ABD Merkez Bankası’nın (Fed) son kararının ardından rahatlayan piyasalar, şimdi de “ABD’de borç tavanı” problemine odaklandı. ABD Hazine Bakanı Jacob Lew’in borçlanma sınırına en geç 17 Ekim’de ulaşılacağını açıklamasının ardından, gözler hükümet yetkililerinin borç tavanını yükseltilmesi noktasında atacağı adımlara çevrildi.

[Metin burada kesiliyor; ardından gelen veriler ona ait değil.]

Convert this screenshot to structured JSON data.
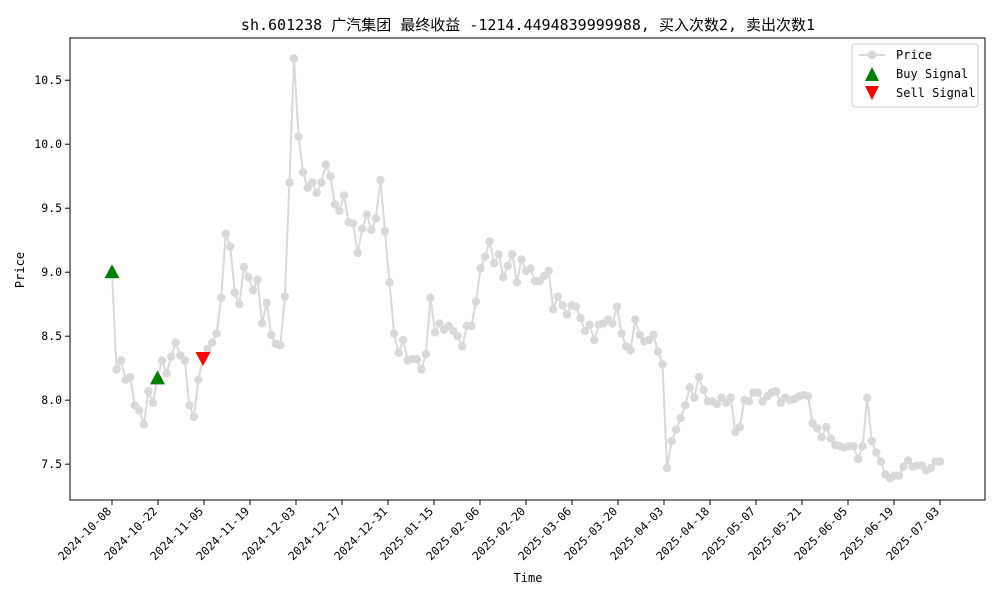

Süreç iyi yönetilemezse dünyanın en büyük ekonomisinin temerrüte düşme ihtimali bulunurken, Obama yönetimi bu konunun hızla sonuçlandırılmasını istiyor.
AA muhabirinin yaptığı araştırmalara göre, ABD yasaları Hazine’nin borçlanmasına 1917 yılından bu yana üst sınır getiriyor. O tarihten bu yana borç tavanı onlarca kez yükseltilirken, beklentiler 1 Ekim’e kadar borç tavanının bir kez daha artırılacağı yönünde. 2011 yılında uzun tartışmaların ardından Demokratlar ve Cumhuriyetçiler uzlaşma sağlamış ve borçlanma limiti son anda yükseltilmişti. Ancak geçmişteki parlak günlerinin gerisinde bulunan ABD, bu kararın ardından büyük bir sürpriz yaşamış, uluslararası kredi derecelendirme kuruluşu Standard&Poor’s, ABD’nin kredi notunu AAA’dan AA+’ya düşürmüştü. Bu şokun ardından ABD’de borsa yüzde 30’lara yaklaşan oranda değer kaybı yaşamış, diğer büyük kredi derecelendirme kuruluşları ise ABD ekonomisine ilişkin uyarılarda bulunmuştu.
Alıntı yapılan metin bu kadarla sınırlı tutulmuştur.